According to a report recently released by Gartner, the last few months of 2013 saw a growth in the number of servers that were shipped globally. This is worth keeping in mind if you're looking to develop the mainframe that your company uses or perhaps introduce portal integration with the help of new server equipment and electronics.
The report, which looked at some of the biggest server vendors on the market, like IBM and Oracle, asserts that the amount of servers increased by more than 2 percent for the entire year, and by 3.2 percent for the final quarter of the year alone.

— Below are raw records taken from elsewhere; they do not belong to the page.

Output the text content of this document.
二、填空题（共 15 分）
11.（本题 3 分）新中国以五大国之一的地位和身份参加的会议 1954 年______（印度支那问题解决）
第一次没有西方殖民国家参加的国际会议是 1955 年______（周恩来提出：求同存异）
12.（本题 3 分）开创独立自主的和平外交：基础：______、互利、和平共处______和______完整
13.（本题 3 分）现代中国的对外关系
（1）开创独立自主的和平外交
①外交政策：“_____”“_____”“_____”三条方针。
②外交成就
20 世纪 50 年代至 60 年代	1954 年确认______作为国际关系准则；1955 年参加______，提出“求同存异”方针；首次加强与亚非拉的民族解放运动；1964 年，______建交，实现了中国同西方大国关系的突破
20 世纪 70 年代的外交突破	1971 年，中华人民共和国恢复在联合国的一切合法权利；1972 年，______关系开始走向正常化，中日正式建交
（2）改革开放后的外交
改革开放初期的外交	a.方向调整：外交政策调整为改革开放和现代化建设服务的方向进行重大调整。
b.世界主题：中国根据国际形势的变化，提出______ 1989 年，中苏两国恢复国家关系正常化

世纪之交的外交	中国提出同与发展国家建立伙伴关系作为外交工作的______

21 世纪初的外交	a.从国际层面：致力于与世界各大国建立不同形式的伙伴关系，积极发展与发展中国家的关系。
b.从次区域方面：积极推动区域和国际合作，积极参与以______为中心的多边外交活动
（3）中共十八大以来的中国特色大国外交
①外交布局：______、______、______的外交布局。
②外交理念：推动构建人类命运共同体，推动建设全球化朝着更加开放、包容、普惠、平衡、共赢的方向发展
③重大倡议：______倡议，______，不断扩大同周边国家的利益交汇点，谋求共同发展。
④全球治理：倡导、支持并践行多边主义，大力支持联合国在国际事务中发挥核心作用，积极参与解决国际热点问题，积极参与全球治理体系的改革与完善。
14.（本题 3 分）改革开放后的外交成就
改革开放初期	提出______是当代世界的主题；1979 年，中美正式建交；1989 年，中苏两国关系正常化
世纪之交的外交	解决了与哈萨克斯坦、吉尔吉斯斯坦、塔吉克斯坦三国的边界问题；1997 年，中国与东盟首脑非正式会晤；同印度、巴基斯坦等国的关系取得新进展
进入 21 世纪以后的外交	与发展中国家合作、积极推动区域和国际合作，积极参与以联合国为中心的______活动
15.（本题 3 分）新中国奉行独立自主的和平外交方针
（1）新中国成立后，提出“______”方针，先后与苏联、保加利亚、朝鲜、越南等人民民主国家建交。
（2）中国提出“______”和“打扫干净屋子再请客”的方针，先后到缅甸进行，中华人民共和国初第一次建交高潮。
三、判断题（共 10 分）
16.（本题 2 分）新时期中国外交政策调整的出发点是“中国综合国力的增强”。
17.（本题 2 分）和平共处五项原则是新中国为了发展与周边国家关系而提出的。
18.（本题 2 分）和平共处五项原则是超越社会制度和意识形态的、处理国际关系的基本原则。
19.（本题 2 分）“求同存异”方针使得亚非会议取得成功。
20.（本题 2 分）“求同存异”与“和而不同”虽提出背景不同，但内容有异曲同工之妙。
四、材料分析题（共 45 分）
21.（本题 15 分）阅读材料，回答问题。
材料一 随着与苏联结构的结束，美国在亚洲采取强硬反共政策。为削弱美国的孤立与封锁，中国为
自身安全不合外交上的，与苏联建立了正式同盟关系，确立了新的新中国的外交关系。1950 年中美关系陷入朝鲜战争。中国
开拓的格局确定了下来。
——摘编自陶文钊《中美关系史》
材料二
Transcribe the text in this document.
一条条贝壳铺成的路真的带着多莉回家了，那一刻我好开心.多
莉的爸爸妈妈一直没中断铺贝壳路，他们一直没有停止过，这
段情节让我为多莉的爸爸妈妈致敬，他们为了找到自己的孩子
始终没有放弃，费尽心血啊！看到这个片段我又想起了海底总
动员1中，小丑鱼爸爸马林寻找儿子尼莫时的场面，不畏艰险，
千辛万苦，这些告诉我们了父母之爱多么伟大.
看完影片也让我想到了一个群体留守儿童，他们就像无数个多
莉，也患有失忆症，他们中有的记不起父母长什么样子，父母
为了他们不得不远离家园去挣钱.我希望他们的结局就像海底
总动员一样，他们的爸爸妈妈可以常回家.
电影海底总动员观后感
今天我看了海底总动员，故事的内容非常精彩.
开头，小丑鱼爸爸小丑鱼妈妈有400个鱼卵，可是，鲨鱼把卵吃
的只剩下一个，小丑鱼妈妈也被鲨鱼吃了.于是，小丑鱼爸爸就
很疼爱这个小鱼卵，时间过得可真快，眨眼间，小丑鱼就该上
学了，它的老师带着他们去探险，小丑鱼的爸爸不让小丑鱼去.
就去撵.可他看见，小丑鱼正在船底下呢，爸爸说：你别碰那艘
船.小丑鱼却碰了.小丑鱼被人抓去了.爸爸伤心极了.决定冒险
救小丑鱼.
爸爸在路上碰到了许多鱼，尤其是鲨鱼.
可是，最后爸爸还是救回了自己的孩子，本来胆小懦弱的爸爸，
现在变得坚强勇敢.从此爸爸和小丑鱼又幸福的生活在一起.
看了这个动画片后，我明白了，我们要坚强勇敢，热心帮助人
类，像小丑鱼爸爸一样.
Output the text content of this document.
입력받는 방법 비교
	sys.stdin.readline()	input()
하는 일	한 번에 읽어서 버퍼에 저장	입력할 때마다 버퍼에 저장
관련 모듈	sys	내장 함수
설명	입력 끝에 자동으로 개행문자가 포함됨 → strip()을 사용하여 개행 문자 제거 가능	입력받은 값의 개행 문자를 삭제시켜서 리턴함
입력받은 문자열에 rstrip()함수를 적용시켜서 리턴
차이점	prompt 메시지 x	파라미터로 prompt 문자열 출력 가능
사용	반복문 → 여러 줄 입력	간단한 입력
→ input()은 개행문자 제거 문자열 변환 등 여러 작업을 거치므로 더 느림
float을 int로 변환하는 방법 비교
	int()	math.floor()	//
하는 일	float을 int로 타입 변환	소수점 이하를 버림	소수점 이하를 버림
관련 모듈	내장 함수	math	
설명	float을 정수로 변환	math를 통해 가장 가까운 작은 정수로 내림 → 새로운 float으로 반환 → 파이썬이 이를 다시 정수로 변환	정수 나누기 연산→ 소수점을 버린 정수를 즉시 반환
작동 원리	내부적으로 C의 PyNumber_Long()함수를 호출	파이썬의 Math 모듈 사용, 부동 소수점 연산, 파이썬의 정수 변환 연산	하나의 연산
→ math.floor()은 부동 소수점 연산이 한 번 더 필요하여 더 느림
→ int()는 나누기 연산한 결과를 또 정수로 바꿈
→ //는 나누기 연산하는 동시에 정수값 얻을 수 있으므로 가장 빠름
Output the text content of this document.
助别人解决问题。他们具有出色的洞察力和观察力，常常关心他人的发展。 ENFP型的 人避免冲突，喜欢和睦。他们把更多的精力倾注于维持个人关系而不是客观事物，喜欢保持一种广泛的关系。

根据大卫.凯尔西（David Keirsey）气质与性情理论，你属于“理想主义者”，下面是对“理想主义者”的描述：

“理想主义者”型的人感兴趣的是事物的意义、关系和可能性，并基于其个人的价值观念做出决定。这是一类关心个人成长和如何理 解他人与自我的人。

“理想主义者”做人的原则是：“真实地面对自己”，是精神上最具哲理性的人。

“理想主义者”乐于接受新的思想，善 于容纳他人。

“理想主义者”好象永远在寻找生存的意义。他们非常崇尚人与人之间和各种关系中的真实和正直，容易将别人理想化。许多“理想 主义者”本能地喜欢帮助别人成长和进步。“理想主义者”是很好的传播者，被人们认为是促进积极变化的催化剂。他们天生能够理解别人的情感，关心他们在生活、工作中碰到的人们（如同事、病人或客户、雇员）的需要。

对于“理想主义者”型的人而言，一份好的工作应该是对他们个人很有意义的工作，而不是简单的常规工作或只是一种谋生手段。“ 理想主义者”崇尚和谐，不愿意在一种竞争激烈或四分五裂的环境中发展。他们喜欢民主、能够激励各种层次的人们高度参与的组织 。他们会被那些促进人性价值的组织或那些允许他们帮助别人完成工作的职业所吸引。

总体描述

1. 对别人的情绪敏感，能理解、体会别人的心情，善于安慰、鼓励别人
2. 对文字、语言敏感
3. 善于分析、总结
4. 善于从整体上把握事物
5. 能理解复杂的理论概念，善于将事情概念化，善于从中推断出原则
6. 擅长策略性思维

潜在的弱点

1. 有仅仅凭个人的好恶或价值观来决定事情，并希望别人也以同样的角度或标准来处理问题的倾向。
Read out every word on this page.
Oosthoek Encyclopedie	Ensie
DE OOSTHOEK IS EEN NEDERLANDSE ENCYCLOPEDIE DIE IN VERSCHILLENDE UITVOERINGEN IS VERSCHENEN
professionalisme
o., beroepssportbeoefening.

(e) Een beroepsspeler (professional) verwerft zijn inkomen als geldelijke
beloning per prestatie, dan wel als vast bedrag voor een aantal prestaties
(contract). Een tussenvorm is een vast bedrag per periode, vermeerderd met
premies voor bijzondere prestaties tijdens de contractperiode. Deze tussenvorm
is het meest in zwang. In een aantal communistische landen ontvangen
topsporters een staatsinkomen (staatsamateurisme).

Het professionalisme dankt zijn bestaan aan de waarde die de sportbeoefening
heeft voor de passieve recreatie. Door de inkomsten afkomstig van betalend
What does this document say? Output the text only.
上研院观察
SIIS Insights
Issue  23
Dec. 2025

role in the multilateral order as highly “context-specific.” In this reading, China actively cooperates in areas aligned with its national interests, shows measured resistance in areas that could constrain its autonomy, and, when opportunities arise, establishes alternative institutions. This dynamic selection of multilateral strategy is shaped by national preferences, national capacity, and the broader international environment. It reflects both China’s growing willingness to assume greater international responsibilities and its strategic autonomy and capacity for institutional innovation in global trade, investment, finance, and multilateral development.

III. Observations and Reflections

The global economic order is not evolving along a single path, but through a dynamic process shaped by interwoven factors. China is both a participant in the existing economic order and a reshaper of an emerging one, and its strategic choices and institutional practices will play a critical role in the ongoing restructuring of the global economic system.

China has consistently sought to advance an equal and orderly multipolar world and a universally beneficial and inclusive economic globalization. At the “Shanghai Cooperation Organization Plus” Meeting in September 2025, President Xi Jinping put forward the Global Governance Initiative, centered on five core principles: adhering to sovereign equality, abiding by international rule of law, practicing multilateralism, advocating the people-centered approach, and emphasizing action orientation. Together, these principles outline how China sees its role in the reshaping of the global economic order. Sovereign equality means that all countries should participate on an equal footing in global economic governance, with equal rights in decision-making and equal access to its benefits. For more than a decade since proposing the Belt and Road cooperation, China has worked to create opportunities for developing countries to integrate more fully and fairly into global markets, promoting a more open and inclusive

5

The researchers did note that this was countered somewhat by relatively lower revenue, which decreased by 4.5 percent. But the amount of servers still added up to millions of shipments total, by this report's estimation, with most of them actually coming from vendors other than the group of the five big names mentioned.
"The outlook for 2014 suggests that modest growth will continue," the report said. "These increases will continue to be buffered in the enterprise by the use of x86 server virtualization to consolidate physical machines as they are replaced."
Some of the more discouraging statistics shouldn't obscure the successes seen on a company-by-company basis. As Jeffery Burt of eWeek writes, IBM actually hit a record for the number of servers it shipped in this quarter.
We believe a key component of server growth is the move to web delivery of applications using web servers. If your business has both mainframe applications and web applications, using a web server-delivered browser emulator is a great way to mix the new web with your older systems.